Fill a large pot three quarters full with water, add reserved herb stems, and season heavily with salt. Bring water to a boil, then add carrots and cook until just tender, about 3 minutes. Using a slotted spoon, immediately transfer carrots to a large bowl of ice water and let cool.
Place potatoes in same pot and return to a boil. Cook until tender (flesh should be easy to pierce with a fork), about 10 minutes. Using slotted spoon, transfer potatoes to bowl of ice water and let cool. Drain carrots and potatoes; place in a clean large bowl and add half of the radicchio. Place mushrooms in a medium bowl.
Whisk Pumpkin Hot Sauce, oil, and chopped herbs in another medium bowl. Pour half of mixture over carrots and potatoes and the other half over mushrooms; toss each to coat. Season with salt and pepper.

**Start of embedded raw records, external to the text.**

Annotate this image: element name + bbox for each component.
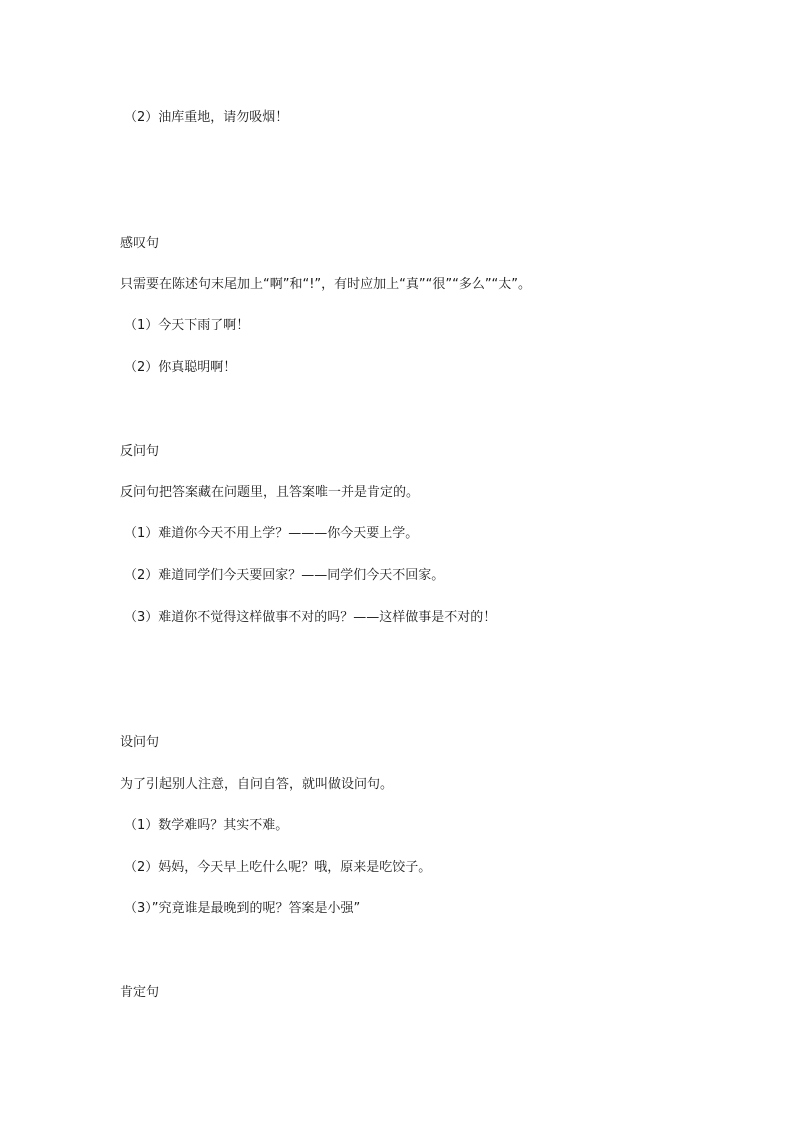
list-item: （1）数学难吗？其实不难。 [124, 818, 289, 833]
list-item: （3）”究竟谁是最晚到的呢？答案是小强” [124, 901, 361, 916]
section-heading-self-question: 设问句 [120, 735, 160, 750]
section-heading-affirmative: 肯定句 [120, 985, 160, 1000]
section-description: 反问句把答案藏在问题里，且答案唯一并是肯定的。 [120, 485, 420, 500]
list-item: （3）难道你不觉得这样做事不对的吗？——这样做事是不对的！ [124, 610, 497, 625]
list-item: （2）油库重地，请勿吸烟！ [124, 110, 289, 125]
list-item: （2）你真聪明啊！ [124, 360, 237, 375]
section-description: 只需要在陈述句末尾加上“啊”和“!”，有时应加上“真”“很”“多么”“太”。 [120, 277, 532, 292]
list-item: （1）难道你今天不用上学？———你今天要上学。 [124, 526, 419, 541]
section-description: 为了引起别人注意，自问自答，就叫做设问句。 [120, 777, 394, 792]
section-heading-rhetorical: 反问句 [120, 444, 160, 459]
list-item: （2）难道同学们今天要回家？——同学们今天不回家。 [124, 568, 445, 583]
section-heading-exclamatory: 感叹句 [120, 236, 160, 251]
list-item: （2）妈妈，今天早上吃什么呢？哦，原来是吃饺子。 [124, 860, 432, 875]
list-item: （1）今天下雨了啊！ [124, 318, 250, 333]
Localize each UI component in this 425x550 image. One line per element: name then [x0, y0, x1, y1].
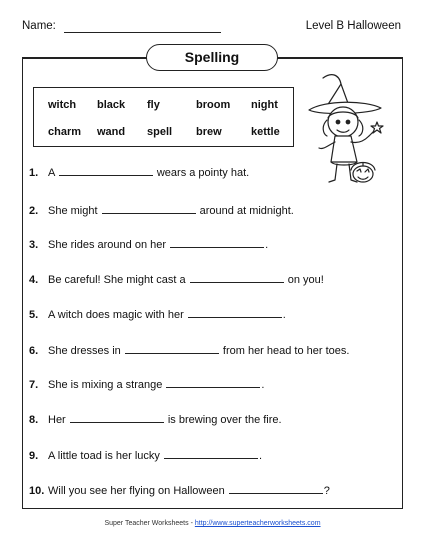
name-label: Name:: [22, 20, 56, 32]
question-10: [29, 484, 330, 497]
word-bank-word: spell: [147, 126, 173, 138]
level-label: Level B Halloween: [305, 20, 401, 32]
question-9: [29, 449, 262, 462]
answer-blank[interactable]: [164, 449, 258, 459]
question-text-before: She is mixing a strange: [48, 379, 163, 391]
answer-blank[interactable]: [102, 204, 196, 214]
question-text-after: around at midnight.: [199, 205, 294, 217]
word-bank-word: night: [251, 99, 278, 111]
question-text-after: from her head to her toes.: [222, 345, 350, 357]
footer: [0, 520, 425, 527]
question-number: 9.: [29, 450, 39, 462]
question-text-before: Will you see her flying on Halloween: [48, 485, 225, 497]
question-text-after: .: [258, 450, 263, 462]
word-bank-word: brew: [196, 126, 222, 138]
question-7: [29, 378, 264, 391]
question-8: [29, 413, 282, 426]
answer-blank[interactable]: [229, 484, 323, 494]
question-3: [29, 238, 268, 251]
question-number: 7.: [29, 379, 39, 391]
footer-text: Super Teacher Worksheets -: [104, 520, 193, 527]
answer-blank[interactable]: [125, 344, 219, 354]
word-bank: [33, 87, 294, 147]
question-number: 5.: [29, 309, 39, 321]
witch-illustration: [305, 70, 393, 188]
question-number: 2.: [29, 205, 39, 217]
question-number: 8.: [29, 414, 39, 426]
question-text-after: .: [261, 379, 265, 391]
question-6: [29, 344, 349, 357]
question-2: [29, 204, 294, 217]
name-line: [64, 32, 221, 33]
question-text-before: A little toad is her lucky: [48, 450, 160, 462]
question-text-before: A witch does magic with her: [48, 309, 184, 321]
answer-blank[interactable]: [190, 273, 284, 283]
question-text-before: She dresses in: [48, 345, 121, 357]
word-bank-word: fly: [147, 99, 160, 111]
question-number: 6.: [29, 345, 39, 357]
question-number: 4.: [29, 274, 39, 286]
question-text-before: She might: [48, 205, 98, 217]
question-text-after: wears a pointy hat.: [156, 167, 250, 179]
question-1: [29, 166, 249, 179]
answer-blank[interactable]: [170, 238, 264, 248]
question-text-before: Her: [48, 414, 66, 426]
question-text-after: .: [265, 239, 269, 251]
footer-link[interactable]: http://www.superteacherworksheets.com: [194, 520, 321, 527]
word-bank-word: witch: [48, 99, 77, 111]
word-bank-word: charm: [48, 126, 82, 138]
question-5: [29, 308, 286, 321]
word-bank-word: kettle: [251, 126, 280, 138]
question-text-after: .: [282, 309, 286, 321]
question-number: 1.: [29, 167, 39, 179]
title-rule-right: [278, 57, 403, 58]
title-rule-left: [22, 57, 146, 58]
question-text-before: She rides around on her: [48, 239, 167, 251]
question-number: 3.: [29, 239, 39, 251]
question-text-after: on you!: [287, 274, 324, 286]
question-text-before: A: [48, 167, 55, 179]
answer-blank[interactable]: [70, 413, 164, 423]
title-pill: Spelling: [146, 44, 278, 71]
question-number: 10.: [29, 485, 45, 497]
question-text-after: ?: [323, 485, 330, 497]
answer-blank[interactable]: [166, 378, 260, 388]
word-bank-word: black: [97, 99, 126, 111]
question-text-after: is brewing over the fire.: [167, 414, 282, 426]
question-text-before: Be careful! She might cast a: [48, 274, 186, 286]
question-4: [29, 273, 324, 286]
answer-blank[interactable]: [188, 308, 282, 318]
answer-blank[interactable]: [59, 166, 153, 176]
word-bank-word: wand: [97, 126, 126, 138]
word-bank-word: broom: [196, 99, 231, 111]
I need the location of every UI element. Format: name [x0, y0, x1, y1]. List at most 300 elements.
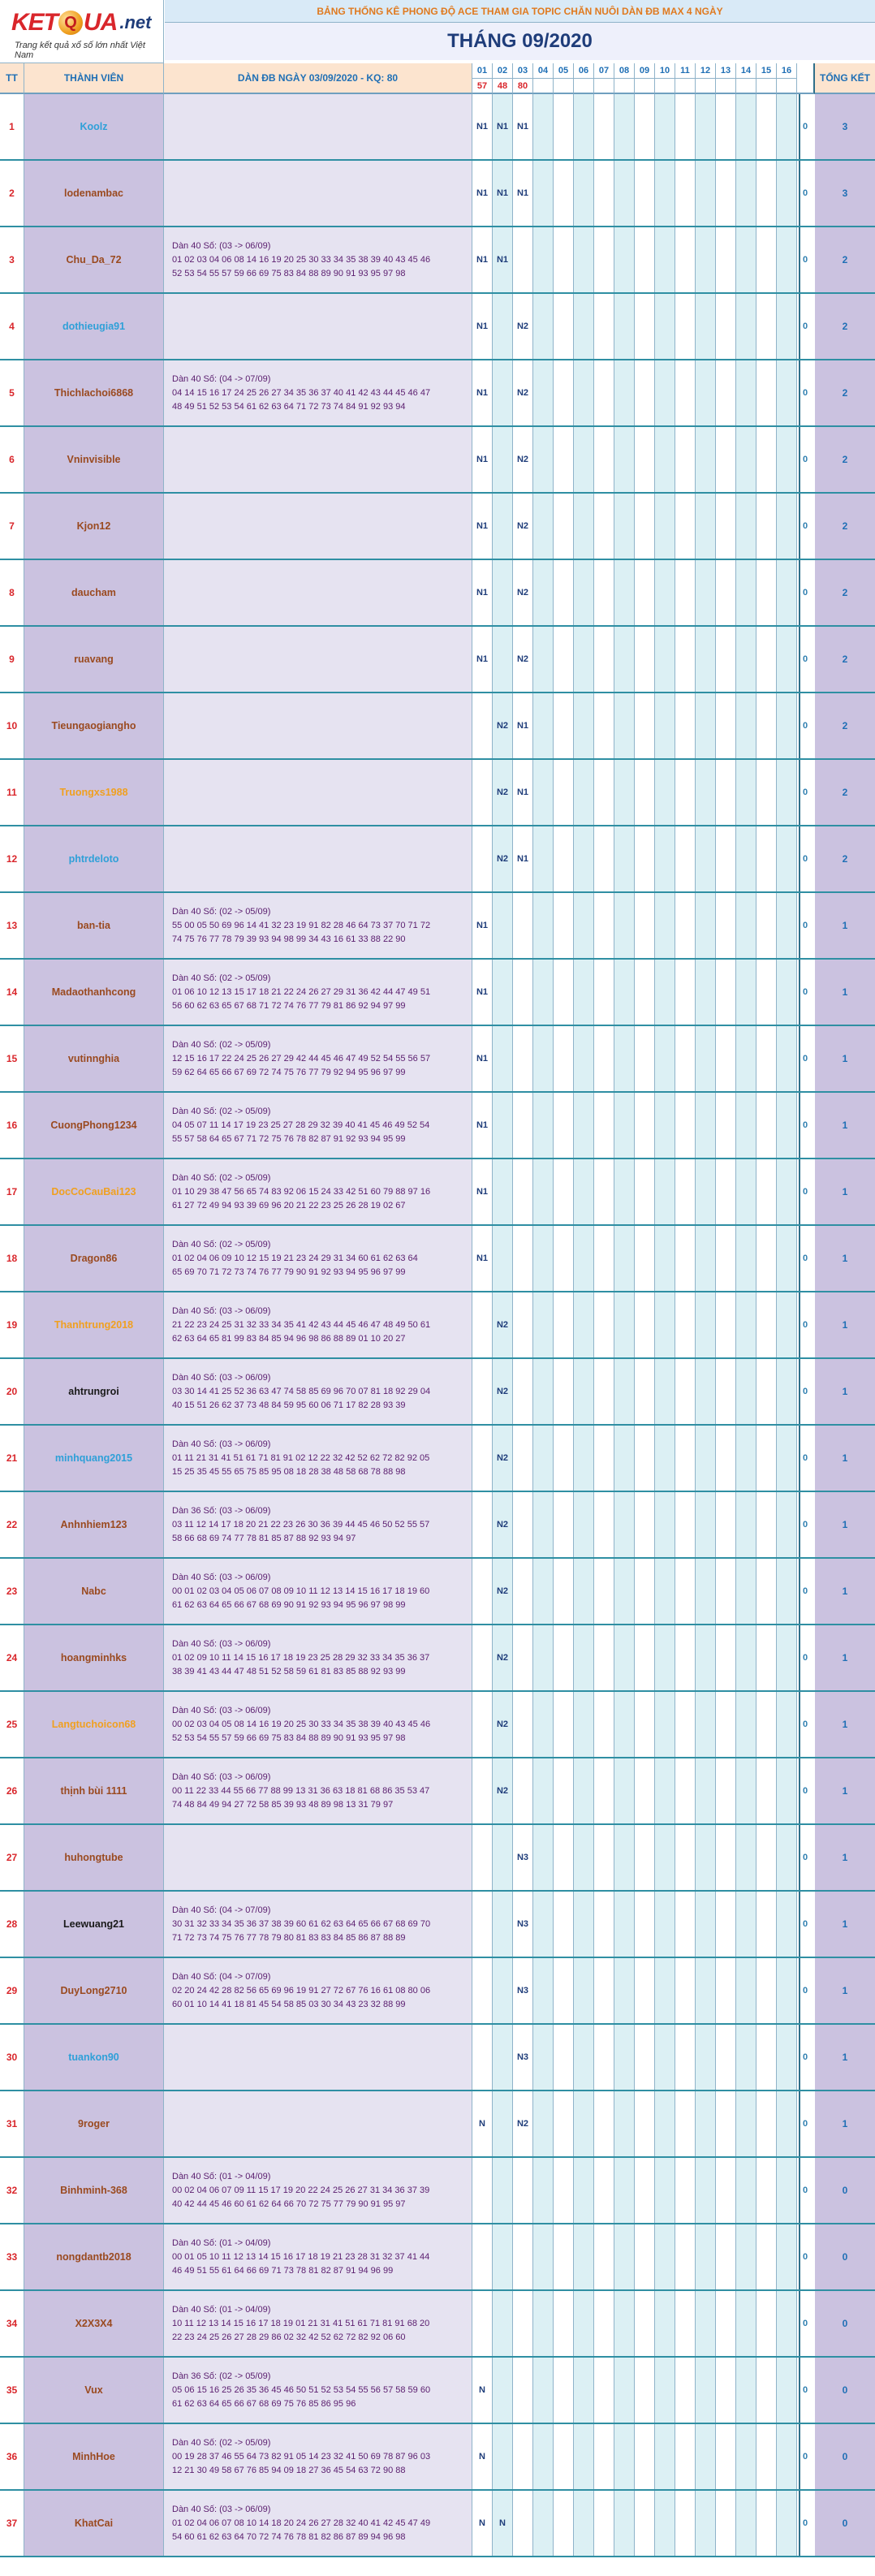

Prepare a grill for medium-high heat. (Alternatively, heat a large cast-iron skillet over medium-high.) Grill mushrooms, turning occasionally, until deep golden brown and crisp around the edges (or cook in batches, stirring often, if using a skillet), 12–14 minutes. Transfer mushrooms to a large shallow serving bowl.
Grill carrots, potatoes, and radicchio, turning occasionally, until deep golden brown all over (or cook in batches, tossing often, if using a skillet), about 4 minutes. Transfer vegetables to bowl with mushrooms and toss to combine.
To serve, drizzle generously with sesame sauce; top with Spiced Pecans and remaining radicchio. Squeeze juice from each lemon half over.